Inévitablement, il y aura rupture du modèle économique actuel lorsque le poids de la souffrance et, surtout, son coût pour la collectivité seront devenus insupportables. Provoquant les révoltes et révolutions contre lesquelles veulent se prémunir les possédants. En qualifiant de "terroristes", toutes remises en cause de cet "ordre" social.
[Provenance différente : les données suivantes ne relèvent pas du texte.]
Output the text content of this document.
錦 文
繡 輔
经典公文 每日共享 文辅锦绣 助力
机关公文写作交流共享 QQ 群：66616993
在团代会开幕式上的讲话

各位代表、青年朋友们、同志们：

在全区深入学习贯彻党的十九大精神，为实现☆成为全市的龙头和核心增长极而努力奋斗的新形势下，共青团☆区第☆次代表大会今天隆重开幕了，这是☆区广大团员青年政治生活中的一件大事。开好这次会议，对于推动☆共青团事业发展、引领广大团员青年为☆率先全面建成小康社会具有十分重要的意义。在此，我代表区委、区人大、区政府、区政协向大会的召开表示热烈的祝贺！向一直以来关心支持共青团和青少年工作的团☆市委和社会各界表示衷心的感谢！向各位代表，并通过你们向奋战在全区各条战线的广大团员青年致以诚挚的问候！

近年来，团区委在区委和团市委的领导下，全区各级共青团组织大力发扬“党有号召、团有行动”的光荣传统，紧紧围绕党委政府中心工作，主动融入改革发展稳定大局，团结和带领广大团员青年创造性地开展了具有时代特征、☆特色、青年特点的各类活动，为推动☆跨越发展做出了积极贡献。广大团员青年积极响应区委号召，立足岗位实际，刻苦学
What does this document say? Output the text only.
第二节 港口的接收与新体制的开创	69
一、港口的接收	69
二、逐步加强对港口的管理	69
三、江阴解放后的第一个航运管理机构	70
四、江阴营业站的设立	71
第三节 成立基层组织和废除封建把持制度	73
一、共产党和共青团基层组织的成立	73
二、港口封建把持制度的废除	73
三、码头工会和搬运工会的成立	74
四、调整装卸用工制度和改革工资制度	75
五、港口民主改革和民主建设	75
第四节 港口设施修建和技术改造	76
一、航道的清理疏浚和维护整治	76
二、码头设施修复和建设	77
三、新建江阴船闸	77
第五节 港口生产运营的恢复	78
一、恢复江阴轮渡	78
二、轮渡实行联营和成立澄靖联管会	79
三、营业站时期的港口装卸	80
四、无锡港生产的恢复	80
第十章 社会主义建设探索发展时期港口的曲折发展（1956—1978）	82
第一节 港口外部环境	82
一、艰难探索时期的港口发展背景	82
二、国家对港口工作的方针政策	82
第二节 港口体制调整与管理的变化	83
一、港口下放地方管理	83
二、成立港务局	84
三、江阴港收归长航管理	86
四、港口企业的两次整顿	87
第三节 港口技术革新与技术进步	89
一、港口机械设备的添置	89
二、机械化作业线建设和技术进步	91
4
Comme d’habitude…
Barbara Ehrenreich : une femme de courage et d’honnêteté, qu’on souhaiterait avoir, en France, pour nous aider à dénoncer l’arnaque économique et sociale de la caste au pouvoir…
(1) Lire le roman (poche-Folio) publié en 1932, de John Dos Passos, L’An Premier du Siècle, qui donne une aperçu terrifiant des luttes sociales aux USA, après la première guerre mondiale, et du sort réservé aux ouvriers et militants syndicalistes, traités de « rouges », de « marxistes » ou de « terroristes » par les milices armées des organisations patronales : passages à tabac, assassinat, lynchage, pendaison, émasculation, etc. Les principes du Libéralisme Economique appliqués par le patronat d’alors…
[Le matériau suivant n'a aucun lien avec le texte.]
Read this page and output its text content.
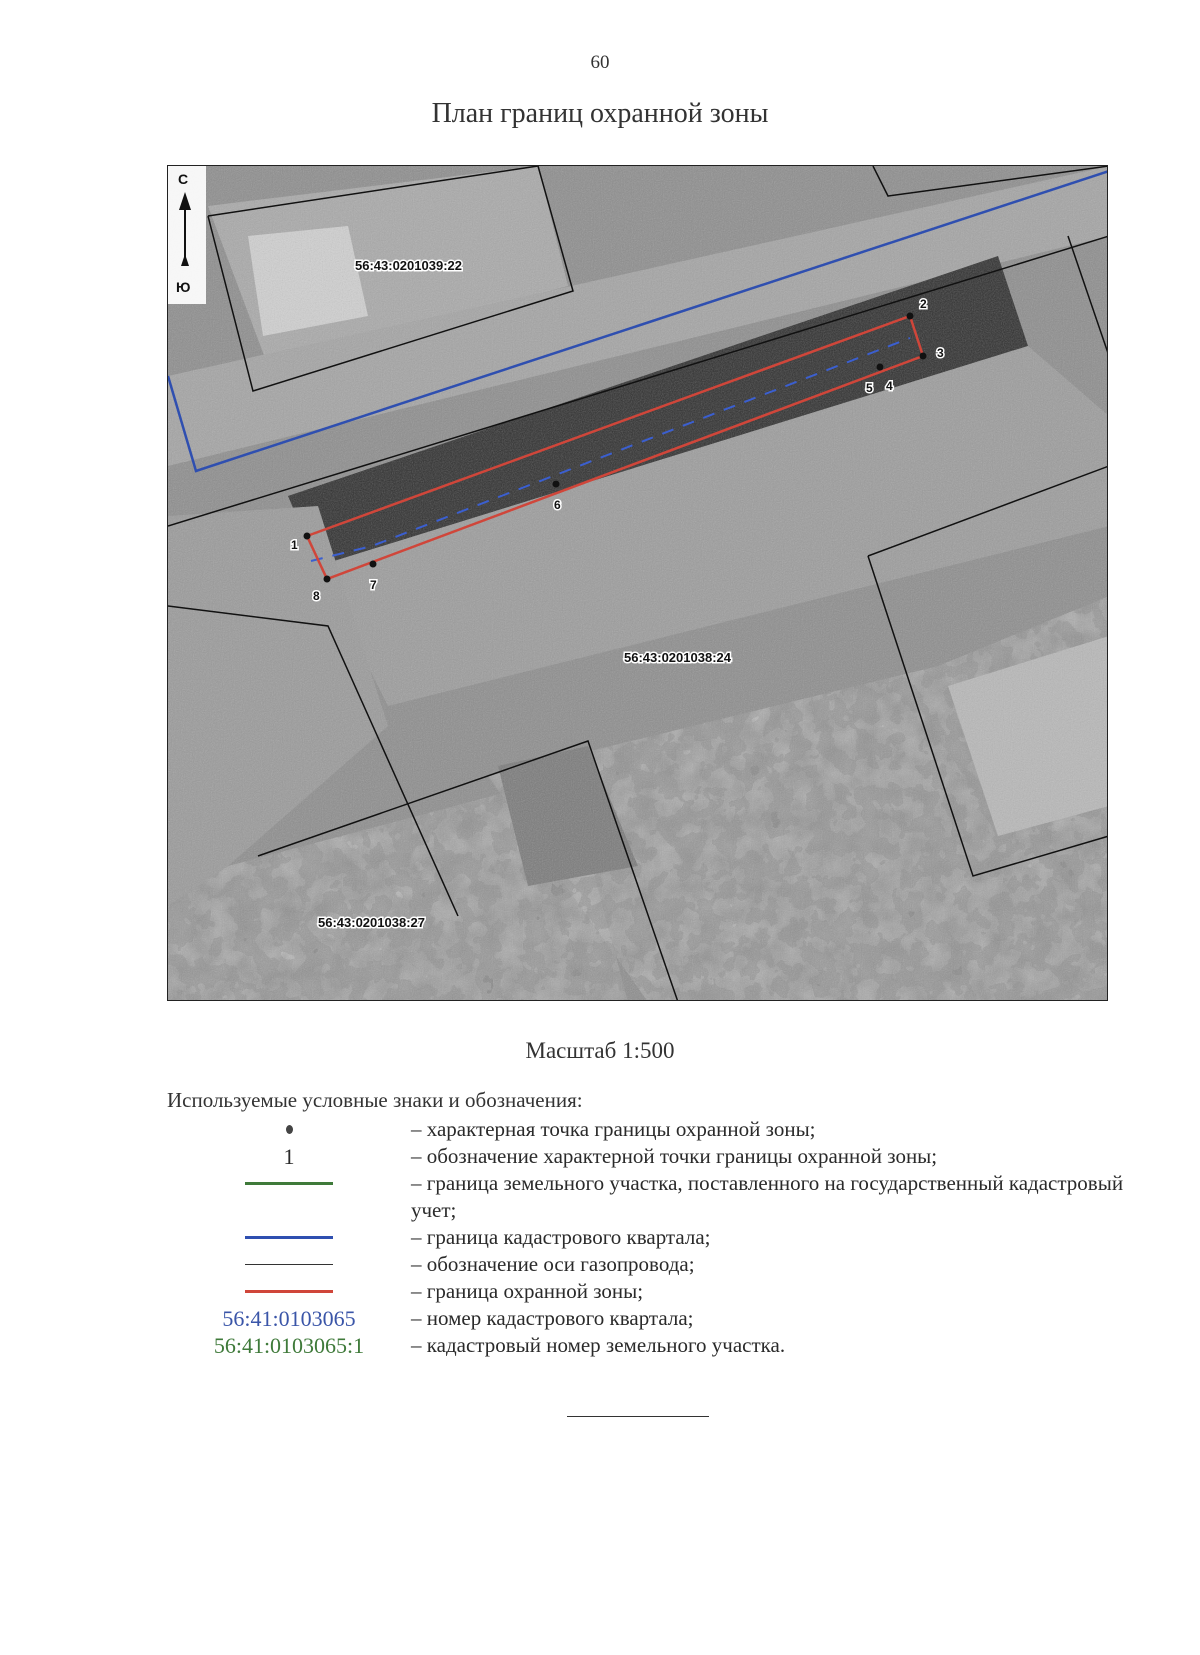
60
План границ охранной зоны
1
2
3
4
5
6
7
8
56:43:0201039:22
56:43:0201038:24
56:43:0201038:27
С
Ю
Масштаб 1:500
Используемые условные знаки и обозначения:
– характерная точка границы охранной зоны;
1	– обозначение характерной точки границы охранной зоны;
– граница земельного участка, поставленного на государственный кадастровый учет;
– граница кадастрового квартала;
– обозначение оси газопровода;
– граница охранной зоны;
56:41:0103065	– номер кадастрового квартала;
56:41:0103065:1 – кадастровый номер земельного участка.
(2) Son blog est une remarquable source d'informations, d’analyses, de témoignages sur la situation sociale actuelle aux USA : précarité, pathologies (harcèlement, stress, etc.), système de santé, protection de l’enfance, etc. : http://ehrenreich.blogs.com/
(3) Un article du journal Le Monde décrit la : Crise de confiance à la rédaction de France 2. Devant la chute d’audience de leur JT, devinez quel est le modèle que souhaitent imiter ces brillants journalistes du service public : Le journal de TF1 !... Admiratifs, en particulier, de leur « couverture » du Darfour et de la Tchétchénie. A désespérer du métier de journaliste…
(4) Publié en 2001. Traduit sous le titre : « L’Amérique pauvre : Comment ne pas survivre en travaillant ».
(5) Publié en 2005. Traduit sous le titre : « On achève bien les cadres : L’envers du rêve américain ».
(6) Le Nickel représente 5 cents et le Dime (prononcer : daïme), le 1/10° du dollar.